Still, according to a study by the Bertelsmann Foundation, the coalition has fulfilled or implemented almost two-thirds of the promises it made two years ago. Those responsible for the study analyzed 453 promises on major and minor issues, from raising the minimum wage to 12 euros gross per hour (previously it was 9.6 euros), child allowance or the reform of unemployment benefits, to the simplification of procedures to obtain nationality or border control of irregular immigration, and they concluded that the balance is positive.

However, citizens do not see it that way. The polls are merciless with the three government parties, giving first place in preferences to the conservative CDU/CSU union (30%) and the far-right AfD (22%). Next are the social democratic SPD (16%), the Greens (15%) and the liberal FDP (6%). The leftist Die Linke – which has just suffered a split – has 4%, which would lead it to lose parliamentary representation by not reaching the minimum 5% necessary. If elections were held now, the ruling coalition would not obtain a sufficient majority.

“Overall, it is a very promising midterm balance, but it is overshadowed by public disputes and many unresolved issues,” argues economist Robert Vehrkamp, ??one of the researchers of Bertelsmann’s study. The scrutiny of promises was accompanied by a survey by the Allensbach Institute to gauge public perception. Only 12% of respondents said they believe that “all, almost all or a large part” of the Government’s initial plans will be completed, and 43% said they expect that only “a small part or almost nothing” will be implemented.

To improve its pull among voters ahead of the 2025 autumn elections, the Government should encourage internal cooperation and sell itself better in its communication to society, according to Wolfgang Schröder, political scientist at the Das Progressive Zentrum think tank, also a participant in Bertelsmann’s study. “Disputes within the coalition, when staged publicly, lead people to underestimate the real work of the government,” argues Schröder.

This is the case now with the budget mess.

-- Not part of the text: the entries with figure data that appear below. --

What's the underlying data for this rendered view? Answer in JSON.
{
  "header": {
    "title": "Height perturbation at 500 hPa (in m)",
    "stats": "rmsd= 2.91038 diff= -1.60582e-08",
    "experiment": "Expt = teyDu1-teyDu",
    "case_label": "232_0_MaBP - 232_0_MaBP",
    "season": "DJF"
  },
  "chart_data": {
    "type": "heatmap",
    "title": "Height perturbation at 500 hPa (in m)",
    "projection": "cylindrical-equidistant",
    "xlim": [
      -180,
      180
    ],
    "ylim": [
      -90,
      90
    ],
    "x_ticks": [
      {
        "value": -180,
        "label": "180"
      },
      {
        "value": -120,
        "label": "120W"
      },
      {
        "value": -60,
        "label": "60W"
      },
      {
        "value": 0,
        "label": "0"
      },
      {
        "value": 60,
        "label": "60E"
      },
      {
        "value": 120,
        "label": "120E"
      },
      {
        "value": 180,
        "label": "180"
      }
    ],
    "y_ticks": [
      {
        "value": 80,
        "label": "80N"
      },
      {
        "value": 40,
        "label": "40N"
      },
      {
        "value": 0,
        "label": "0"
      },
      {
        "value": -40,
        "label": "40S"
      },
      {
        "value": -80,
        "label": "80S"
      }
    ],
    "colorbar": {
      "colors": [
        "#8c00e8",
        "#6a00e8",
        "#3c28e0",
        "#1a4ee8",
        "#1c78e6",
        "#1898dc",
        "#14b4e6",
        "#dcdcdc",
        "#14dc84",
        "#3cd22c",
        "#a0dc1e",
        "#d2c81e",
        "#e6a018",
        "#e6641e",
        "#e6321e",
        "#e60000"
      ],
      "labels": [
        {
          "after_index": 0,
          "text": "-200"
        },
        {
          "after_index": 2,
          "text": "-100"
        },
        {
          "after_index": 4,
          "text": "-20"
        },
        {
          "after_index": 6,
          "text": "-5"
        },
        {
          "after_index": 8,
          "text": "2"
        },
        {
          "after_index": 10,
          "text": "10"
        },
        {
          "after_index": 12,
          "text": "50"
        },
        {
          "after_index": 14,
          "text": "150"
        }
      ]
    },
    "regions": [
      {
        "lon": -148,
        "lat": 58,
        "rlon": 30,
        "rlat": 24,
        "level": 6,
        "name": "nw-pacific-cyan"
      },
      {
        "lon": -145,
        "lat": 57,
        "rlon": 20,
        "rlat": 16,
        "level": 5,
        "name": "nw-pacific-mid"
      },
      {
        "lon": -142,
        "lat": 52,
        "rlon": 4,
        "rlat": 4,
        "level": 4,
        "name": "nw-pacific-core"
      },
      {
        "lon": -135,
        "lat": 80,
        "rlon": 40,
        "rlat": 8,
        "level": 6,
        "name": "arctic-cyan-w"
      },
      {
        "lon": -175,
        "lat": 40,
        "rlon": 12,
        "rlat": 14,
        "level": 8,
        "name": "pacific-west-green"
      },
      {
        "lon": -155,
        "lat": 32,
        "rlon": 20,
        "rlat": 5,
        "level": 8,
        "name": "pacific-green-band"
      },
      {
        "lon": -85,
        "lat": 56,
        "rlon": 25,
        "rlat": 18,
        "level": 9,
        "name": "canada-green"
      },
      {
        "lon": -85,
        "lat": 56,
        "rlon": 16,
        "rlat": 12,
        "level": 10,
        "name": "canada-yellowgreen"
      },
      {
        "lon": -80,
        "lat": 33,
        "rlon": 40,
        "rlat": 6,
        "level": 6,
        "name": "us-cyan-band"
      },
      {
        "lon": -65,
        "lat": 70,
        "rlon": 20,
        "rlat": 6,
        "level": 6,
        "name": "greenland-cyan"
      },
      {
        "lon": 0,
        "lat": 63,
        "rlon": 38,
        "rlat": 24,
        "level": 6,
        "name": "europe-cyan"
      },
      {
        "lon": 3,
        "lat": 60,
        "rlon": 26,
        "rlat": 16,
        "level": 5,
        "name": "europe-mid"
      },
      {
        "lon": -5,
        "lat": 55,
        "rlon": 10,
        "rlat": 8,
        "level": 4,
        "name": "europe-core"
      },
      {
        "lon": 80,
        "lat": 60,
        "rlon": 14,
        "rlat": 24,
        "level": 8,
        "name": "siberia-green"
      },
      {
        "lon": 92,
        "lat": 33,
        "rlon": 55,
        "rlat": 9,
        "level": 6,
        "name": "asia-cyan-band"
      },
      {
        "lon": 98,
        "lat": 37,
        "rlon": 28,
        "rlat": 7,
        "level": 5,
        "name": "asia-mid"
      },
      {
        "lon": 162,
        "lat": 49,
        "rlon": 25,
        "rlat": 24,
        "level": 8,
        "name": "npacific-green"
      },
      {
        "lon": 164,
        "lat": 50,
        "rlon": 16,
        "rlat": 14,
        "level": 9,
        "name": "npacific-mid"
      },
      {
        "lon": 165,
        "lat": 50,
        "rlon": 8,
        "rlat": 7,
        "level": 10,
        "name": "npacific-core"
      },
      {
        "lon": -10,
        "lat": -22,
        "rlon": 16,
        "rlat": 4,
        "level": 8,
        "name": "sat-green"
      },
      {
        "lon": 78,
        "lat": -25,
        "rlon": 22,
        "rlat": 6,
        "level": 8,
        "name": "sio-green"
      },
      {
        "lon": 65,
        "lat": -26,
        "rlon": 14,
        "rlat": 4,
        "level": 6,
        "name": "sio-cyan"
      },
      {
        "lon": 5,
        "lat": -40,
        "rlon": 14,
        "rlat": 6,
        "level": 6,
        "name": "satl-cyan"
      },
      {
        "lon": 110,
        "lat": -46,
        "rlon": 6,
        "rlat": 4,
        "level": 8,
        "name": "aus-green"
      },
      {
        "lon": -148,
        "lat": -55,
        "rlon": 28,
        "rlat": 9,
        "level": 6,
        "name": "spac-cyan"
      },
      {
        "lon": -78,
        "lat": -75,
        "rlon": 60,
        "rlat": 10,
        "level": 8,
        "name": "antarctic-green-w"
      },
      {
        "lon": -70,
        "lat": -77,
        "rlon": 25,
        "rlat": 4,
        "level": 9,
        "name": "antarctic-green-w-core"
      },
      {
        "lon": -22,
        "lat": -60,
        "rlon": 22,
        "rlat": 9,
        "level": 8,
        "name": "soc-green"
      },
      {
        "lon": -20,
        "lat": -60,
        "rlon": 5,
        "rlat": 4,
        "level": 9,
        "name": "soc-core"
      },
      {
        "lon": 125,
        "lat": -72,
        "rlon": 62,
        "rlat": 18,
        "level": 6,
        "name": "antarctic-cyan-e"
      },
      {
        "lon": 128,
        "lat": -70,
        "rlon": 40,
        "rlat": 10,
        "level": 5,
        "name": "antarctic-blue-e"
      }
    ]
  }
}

In November, a ruling by the TC declared unconstitutional the reallocation of 60,000 million of extraordinary debt from the 2021 budget against the economic impact of covid to a fund for climate and transformation of the 2022 budgets.

The high court said that the Executive had violated the constitutional debt brake rule (introduced in 2009, it limits new public debt to 0.35% of annual GDP and can only be suspended in case of emergency), by not properly justifying the emergence of the new situation. The brake was suspended between 2020 and 2022 due to the pandemic, and this year it was in force again, but the Government has now approved suspending the debt brake for the fourth time.

On the rebound, the coalition is now struggling to balance the 2024 budget. The environmentalists want to save investments, the liberals preach budgetary rigor, Scholz puts himself in profile, and citizens distrust the tensions.